Most modern eastern rugs replicate traditional designs and motifs, not only because they convey a special message, but also because western people enjoy pondering their meaning. Mysterious symbols are particularly evident in kilim rugs as we shall see…
OK, it’s time to take your kilim rug out and look closely at it… Can you spot one of the following motifs?
Understanding the Symbols on rugs
Elibelinde: This symbol represents the mythological goddess of the same name. By looking closely you can make out the figure of a person.
Ram’s horn: A Ram’s horn symbolises masculinity. The central part of the design represents male fertility and power. This motif is deemed to derive from a spiral synonym of eternity where women hope their men will always remain strong and provide for the family.
Insan: This symbol is a reference to the condition of pregnancy in humans.
Comb and earrings: These two symbols are important to women because they reflect the desire to marry. The comb is a nuptial accessory, while the earrings are a common wedding gift.
Sandikly – hope chest/ trousseau: This symbol is a reminder of a very important object for girls in eastern countries. Before they marry they spend time weaving objects for their trousseaus (hope chest). These objects include small purses, kilims, scarfs, belts and garments. The content of the chest is not opened until the day of the wedding.
Yildiz- stars: Stars are a symbol of happiness and a life full of hope.
Ying-Yang: This Ying-Yang holds a different meaning to that of the more common Ying-Yang. It symbolises a balanced relationship between women and men.
Protection of life symbols
Su-yolu– running water: This represents life itself. After all, there can be no life without water.
Pitrak: This is a very special plant as it represents protection against the life-threatening evil eye. It is a plant that produces pronged burrs.
Tarak: This represents the desire of a woman to get married, but also means fertility and is a good omen for the union of a woman with her new husband.
Muska – amulet or evil eye: This symbol is considered good protection against the scary evil eye. In many countries it is believed that a simple look could kill, which is why it is important to be protected against enemies. Muska is an amulet against the evil eye but represents an evil eye itself. This is because attack is seen as a good form of defence. The muska symbol is very widespread because of this important protective function.
Cross: This counters the influence of the evil eye. In fact, any crux-shaped object is thought to decrease its devastating effect.
Snake: This is a symbol of fertility and happiness. Contrary to many western perceptions, the snake is a positive symbol.
Dragon: The dragon is a powerful creature, he has various functions: he protects the water, he protects the air, and he is also the guardian of the tree of life and the secrets of the universe. The dragon ultimately symbolises life.

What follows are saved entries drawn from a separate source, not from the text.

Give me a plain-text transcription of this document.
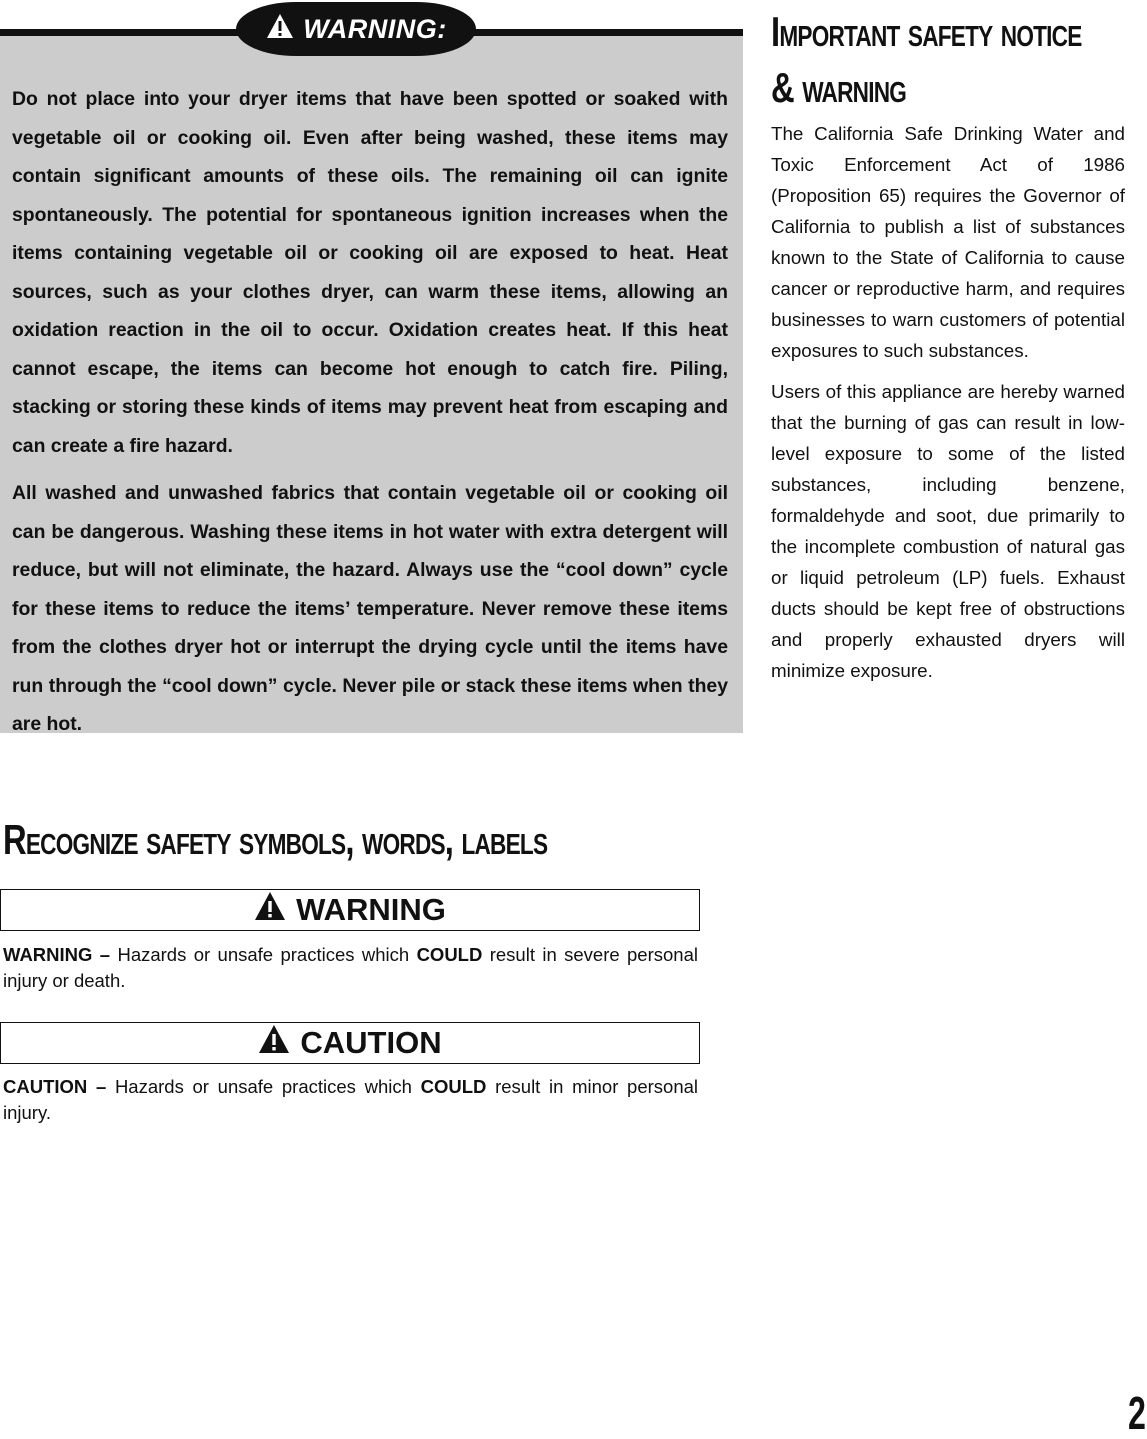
WARNING:

Do not place into your dryer items that have been spotted or soaked with vegetable oil or cooking oil. Even after being washed, these items may contain significant amounts of these oils. The remaining oil can ignite spontaneously. The potential for spontaneous ignition increases when the items containing vegetable oil or cooking oil are exposed to heat. Heat sources, such as your clothes dryer, can warm these items, allowing an oxidation reaction in the oil to occur. Oxidation creates heat. If this heat cannot escape, the items can become hot enough to catch fire. Piling, stacking or storing these kinds of items may prevent heat from escaping and can create a fire hazard.

All washed and unwashed fabrics that contain vegetable oil or cooking oil can be dangerous. Washing these items in hot water with extra detergent will reduce, but will not eliminate, the hazard. Always use the “cool down” cycle for these items to reduce the items’ temperature. Never remove these items from the clothes dryer hot or interrupt the drying cycle until the items have run through the “cool down” cycle. Never pile or stack these items when they are hot.

Important safety notice
& warning

The California Safe Drinking Water and Toxic Enforcement Act of 1986 (Proposition 65) requires the Governor of California to publish a list of substances known to the State of California to cause cancer or reproductive harm, and requires businesses to warn customers of potential exposures to such substances.

Users of this appliance are hereby warned that the burning of gas can result in low-level exposure to some of the listed substances, including benzene, formaldehyde and soot, due primarily to the incomplete combustion of natural gas or liquid petroleum (LP) fuels. Exhaust ducts should be kept free of obstructions and properly exhausted dryers will minimize exposure.

Recognize safety symbols, words, labels
WARNING
WARNING – Hazards or unsafe practices which COULD result in severe personal injury or death.
CAUTION
CAUTION – Hazards or unsafe practices which COULD result in minor personal injury.
2
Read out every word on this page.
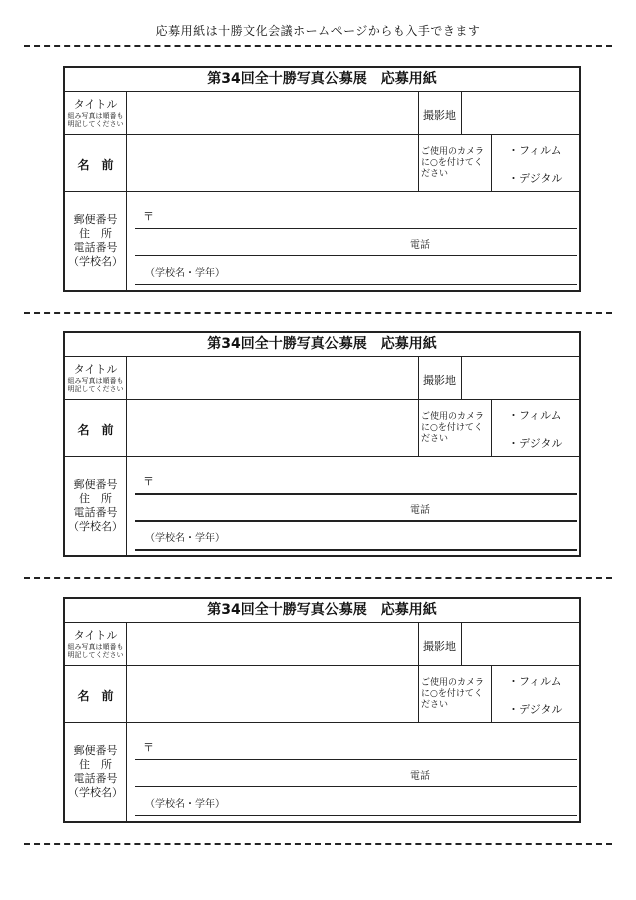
応募用紙は十勝文化会議ホームページからも入手できます
第34回全十勝写真公募展　応募用紙
タイトル
組み写真は順番も
明記してください
撮影地
名　前
ご使用のカメラ
に○を付けてく
ださい
・フィルム
・デジタル
郵便番号
住　所
電話番号
（学校名）
〒
電話
（学校名・学年）
第34回全十勝写真公募展　応募用紙
タイトル
組み写真は順番も
明記してください
撮影地
名　前
ご使用のカメラ
に○を付けてく
ださい
・フィルム
・デジタル
郵便番号
住　所
電話番号
（学校名）
〒
電話
（学校名・学年）
第34回全十勝写真公募展　応募用紙
タイトル
組み写真は順番も
明記してください
撮影地
名　前
ご使用のカメラ
に○を付けてく
ださい
・フィルム
・デジタル
郵便番号
住　所
電話番号
（学校名）
〒
電話
（学校名・学年）
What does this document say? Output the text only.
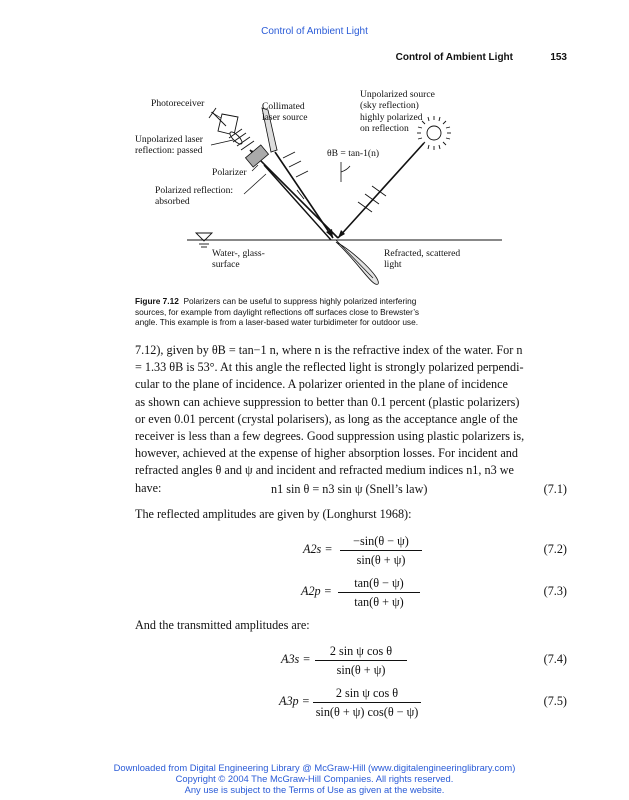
Control of Ambient Light
Control of Ambient Light	153
Photoreceiver	Collimated
laser source
Unpolarized source
(sky reflection)
highly polarized
on reflection
Unpolarized laser
reflection: passed	θB = tan-1(n)
Polarizer
Polarized reflection:
absorbed
Water-, glass-
surface
Refracted, scattered
light
Figure 7.12 Polarizers can be useful to suppress highly polarized interfering
sources, for example from daylight reflections off surfaces close to Brewster’s
angle. This example is from a laser-based water turbidimeter for outdoor use.

7.12), given by θB = tan−1 n, where n is the refractive index of the water. For n

= 1.33 θB is 53°. At this angle the reflected light is strongly polarized perpendi-

cular to the plane of incidence. A polarizer oriented in the plane of incidence

as shown can achieve suppression to better than 0.1 percent (plastic polarizers)

or even 0.01 percent (crystal polarisers), as long as the acceptance angle of the

receiver is less than a few degrees. Good suppression using plastic polarizers is,

however, achieved at the expense of higher absorption losses. For incident and

refracted angles θ and ψ and incident and refracted medium indices n1, n3 we

have:	n1 sin θ = n3 sin ψ (Snell’s law)	(7.1)
The reflected amplitudes are given by (Longhurst 1968):
$A2s = \frac{-\sin(\theta - \psi)}{\sin(\theta + \psi)}$	(7.2)
$A2p = \frac{\tan(\theta - \psi)}{\tan(\theta + \psi)}$	(7.3)
And the transmitted amplitudes are:
$A3s = \frac{\text{2 sin ψ cos θ}}{\sin(\theta + \psi)}$	(7.4)
$A3p = \frac{\text{2 sin ψ cos θ}}{\sin(\theta + \psi) \cos(\theta - \psi)}$	(7.5)
Downloaded from Digital Engineering Library @ McGraw-Hill (www.digitalengineeringlibrary.com)
Copyright © 2004 The McGraw-Hill Companies. All rights reserved.
Any use is subject to the Terms of Use as given at the website.
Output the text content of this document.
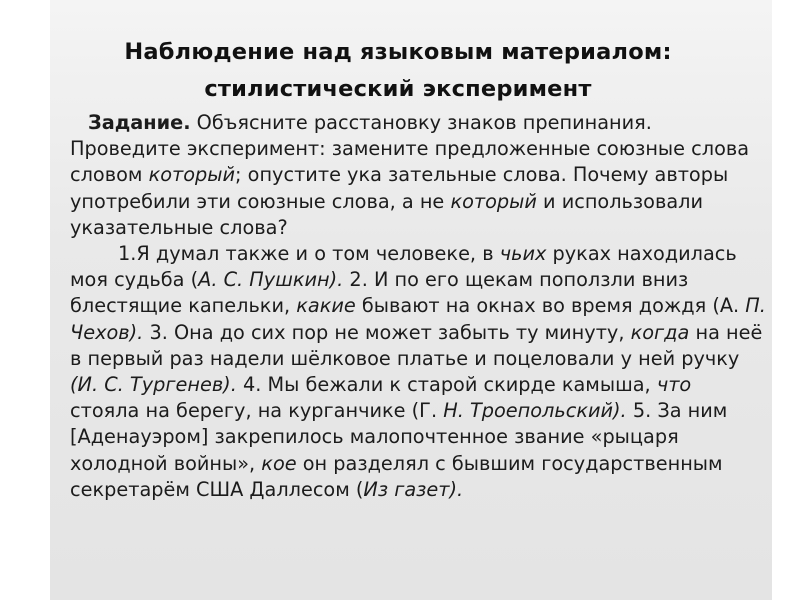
Наблюдение над языковым материалом:
стилистический эксперимент

Задание. Объясните расстановку знаков препинания. Проведите эксперимент: замените предложенные союзные слова словом который; опустите ука зательные слова. Почему авторы употребили эти союзные слова, а не который и использовали указательные слова?

1.Я думал также и о том человеке, в чьих руках находилась моя судьба (А. С. Пушкин). 2. И по его щекам поползли вниз блестящие капельки, какие бывают на окнах во время дождя (А. П. Чехов). 3. Она до сих пор не может забыть ту минуту, когда на неё в первый раз надели шёлковое платье и поцеловали у ней ручку (И. С. Тургенев). 4. Мы бежали к старой скирде камыша, что стояла на берегу, на курганчике (Г. Н. Троепольский). 5. За ним [Аденауэром] закрепилось малопочтенное звание «рыцаря холодной войны», кое он разделял с бывшим государственным секретарём США Даллесом (Из газет).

Wolf’s mouth: The wolf is regarded as a valuable animal because he can protect against other wild animals.
Birds: Birds symbolise the flight of the soul to heaven.
Vulture: This kind of bird is particularly important as it indicates the souls of the dead. At the same time it also has very positive connotations such as happiness, joy and love.
Tree of life: This is the most widely-known symbol of immortality. The history behind it is very intriguing. People cannot eat the fruits of the eternal life tree, but they increase their hopes for life after death by depicting it. When the tree is woven into carpets it is sometimes upside down in order to point out that the roots of life are in the heavens.
The text is sourced by the very authoritative book “Kilim: The Complete Guide” by Thames & Hudson
Kilims as Modern rugs and beyond
In the past Kilim rugs were woven mainly by nomadic tribes. Most of these have now settled down to embrace a more sedentary lifestyle. Despite this, nomadic weavers have handed down their cultural knowledge to succeeding generations, and the use of symbols in workshop kilims is still striking and widespread.
This fact shows that the knowledge of the symbols has not been lost in transaction to modern times. Rather, it has been mixed with more recent beliefs and history to form an exceptional mixture of the antique and modern, which only heightens our curiosity.
Today’s Kilims are mainly created for export. As a result, they must conform to the tastes of western buyers. However, western buyers are fascinated by symbols and motifs deriving from the traditional tribal motifs, so there isn’t much need for compromise in this area. However, rug experts have observed that today’s kilim weavers maintain the original tribal style while partially adopting a new, more modern look.